Nurse managers typically wear many hats. They are responsible for patient care, employee satisfaction, staff morale, and departmental policy compliance. Perhaps more than anything else, they are the voice of change.
A nurse manager needs to promote the quality and safety of care in their facilities while increasing the number of patients seen by nurses on a given shift.
This is often done through communication with the staff and by using tools like Lean principles, performance improvement projects, and data dashboards that show daily metrics related to patient outcomes and nursing satisfaction scores.
It is important for the nurse manager to embrace their role as a leader. In the hospital setting, most people start their nursing careers as staff nurses.
From there, it is a natural progression of leadership roles that can lead to positions like charge nurse, supervisor, and ultimately nurse manager.
Leading by example is one of the best skills that any nurse manager can have.
When staff members see their managers making sacrifices as well as exhibiting qualities like compassion and patience, it makes an impact on how they do their jobs every day.
Furthermore, when it comes to patient care, it is the nurse manager that has to set the example of the standards of their department.
If they do not communicate these standards, then they cannot expect their staff to follow them. This makes it nearly impossible for the nurse manager to be a true leader.
The more that nurse managers can genuinely care about each of their staff members as human beings, the more likely it will be for them to put forth their best work when it matters most.
During difficult times such as layoffs or policy changes, staff members need to know that they can depend on their manager.

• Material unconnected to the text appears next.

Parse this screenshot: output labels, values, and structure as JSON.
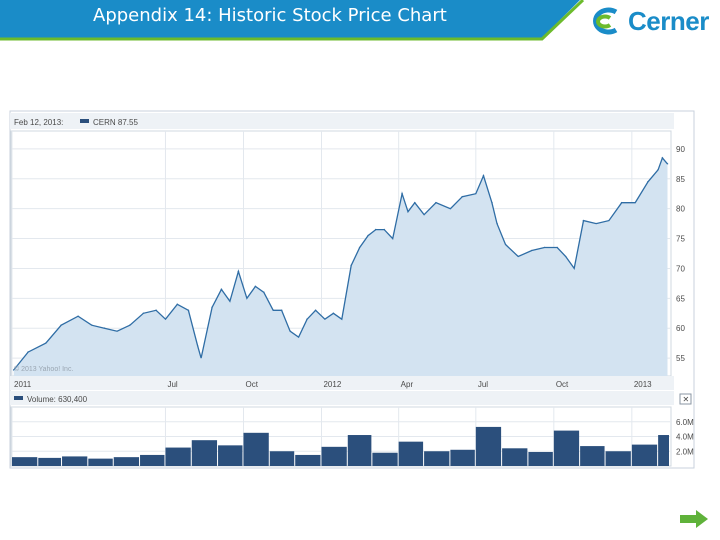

They should not feel like they are being attacked, and they should not be afraid of receiving repercussions if they express their concerns or opinions.
Instead, managers should strive to create an open environment where effective communication is the norm.
It is also important that nurse managers use some basic strategies and practices in order to handle conflict resolution and avoid unnecessary confrontations with employees.
No one likes working in a conflict-ridden environment, especially when it is such a high-pressured job like nursing.
As a nurse manager, you should encourage your team to further their education.
This might mean encouraging short CPD courses or off-the-job training or even helping your team grow their skills by taking online accelerated bsn programs and online MSN programs.
The more skill you have in your workforce, the better.
It is important that nurse managers have clear expectations for their staff members. This includes their duties, performance standards, and even their pay ranges.
By setting clear expectations, you can make sure that your staff will be ready to roll up their sleeves and start doing their jobs.
It is good to be flexible with the way you do things, but this does not mean that you need to bend over backward for every individual member of your team.
If you find yourself not being able to accomplish something, it might be necessary for you to let go of that task temporarily or to hold off on it until another time.
Another key aspect of being a good nurse manager is to ensure that your staff members understand all of the rules and policies that are in place in their department.
Rules and policies are usually in place to keep both staff and patients safe while at work, so while they are not a must in every situation, they are definitely necessary, and you should make sure that your staff knows their place.
Every nurse manager has to balance the need to provide excellent care with day-to-day work duties, so it is important for them to prioritize their tasks and responsibilities at the end of each day in order to get the most important things done first.
This will keep them from being overwhelmed with a sea of tasks when they come to work each morning. They may also discover more efficient ways of doing things that will give them more time for other things throughout the week.
All high-stress jobs require some form of health and safety plan to keep the workplace as safe as possible. Every nurse manager should be familiar with their department’s policies and follow them at all times.
This includes regularly scheduled and routine health screenings, as well as safety training for employees, such as CPR and first aid.
You should also make sure you provide your staff with annual training throughout the year – even if it is just a refresher class on a particular procedure or policy change that has taken place in the past year.
Your staff will appreciate the time and attention you are giving them, especially during busy times like holidays or staff meetings.
Healthcare is a big industry, and there are a lot of things to consider, but with a great staff, good communication skills, and a firm commitment to your nursing team, you can achieve just about anything.
As a nurse manager, your role is not to be perfect; rather, it is to provide a safe, caring environment that allows your staff members the opportunity to perform at their best.
Just remember that the key to being a great nurse manager is communication and using new tactics to create a positive environment for your team and patients.
As a passionate nurse manager, it is important for you to find a way to support your nursing team and encourage their professional development. If you give your team the time and space to shine, they will be eager to work hard and work together to achieve the goals that have been set for the department.